3) Expectations coming into the season: Despite Starks’ postseason numbers and the explosiveness he showed in the 2011 preseason, the Packers were dead-set on committing to a two-back system with both Starks and a fully-healed Ryan Grant. Without the initial possibility of full-time carries, like he saw during the 2010-11 playoffs, expectations for Starks were tempered. Still, most foresaw Starks taking hold of the position at some time during the season.

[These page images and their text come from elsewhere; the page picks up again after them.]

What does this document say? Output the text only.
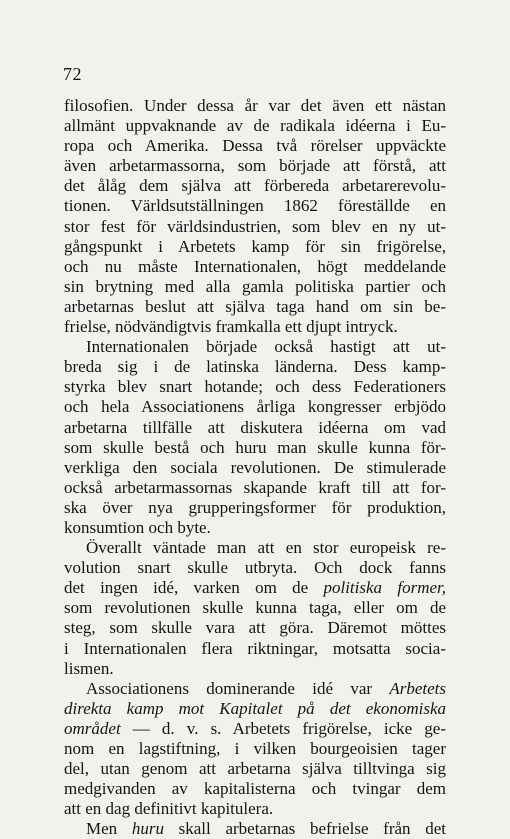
72
filosofien. Under dessa år var det även ett nästan
allmänt uppvaknande av de radikala idéerna i Eu-
ropa och Amerika. Dessa två rörelser uppväckte
även arbetarmassorna, som började att förstå, att
det ålåg dem själva att förbereda arbetarerevolu-
tionen. Världsutställningen 1862 föreställde en
stor fest för världsindustrien, som blev en ny ut-
gångspunkt i Arbetets kamp för sin frigörelse,
och nu måste Internationalen, högt meddelande
sin brytning med alla gamla politiska partier och
arbetarnas beslut att själva taga hand om sin be-
frielse, nödvändigtvis framkalla ett djupt intryck.
Internationalen började också hastigt att ut-
breda sig i de latinska länderna. Dess kamp-
styrka blev snart hotande; och dess Federationers
och hela Associationens årliga kongresser erbjödo
arbetarna tillfälle att diskutera idéerna om vad
som skulle bestå och huru man skulle kunna för-
verkliga den sociala revolutionen. De stimulerade
också arbetarmassornas skapande kraft till att for-
ska över nya grupperingsformer för produktion,
konsumtion och byte.
Överallt väntade man att en stor europeisk re-
volution snart skulle utbryta. Och dock fanns
det ingen idé, varken om de politiska former,
som revolutionen skulle kunna taga, eller om de
steg, som skulle vara att göra. Däremot möttes
i Internationalen flera riktningar, motsatta socia-
lismen.
Associationens dominerande idé var Arbetets
direkta kamp mot Kapitalet på det ekonomiska
området — d. v. s. Arbetets frigörelse, icke ge-
nom en lagstiftning, i vilken bourgeoisien tager
del, utan genom att arbetarna själva tilltvinga sig
medgivanden av kapitalisterna och tvingar dem
att en dag definitivt kapitulera.
Men huru skall arbetarnas befrielse från det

4) Player’s highlights/low-lights: Through the first 11 weeks, Starks was clearly the best back on the Packers roster. He sought out contact and ran violently, but also showed an elusiveness once he got to the second level. Only a hiccup against Chicago in Week 3 could be seen as a low-light early on. But things went downhill in a hurry after Starks suffered an ankle injury against the Buccaneers in Week 11. From there, the injuries piled up and the numbers vanished. Starks’ best games, production-wise, came against Carolina (85 yards, including 40-yard run) and Minnesota (75 yards). Following the Bucs game, Starks rushed for just 80 yards over the final seven games (including playoffs).

5) Player’s contribution to the overall team success: Starks was an improved player in 2011, both as an open-field runner and in his assignments as a receiver and pass blocker. The Packers rewarded him for that improvement with a majority of the carries over the first 11 weeks. Considering his injury-plauged finish, Starks still led the team in rushing with 621 yards in 15 games (including playoffs). He was a shell of himself when he came back from his injury, and Starks needs to show that he can stay healthy for a full season before anyone can consider him a huge factor moving forward.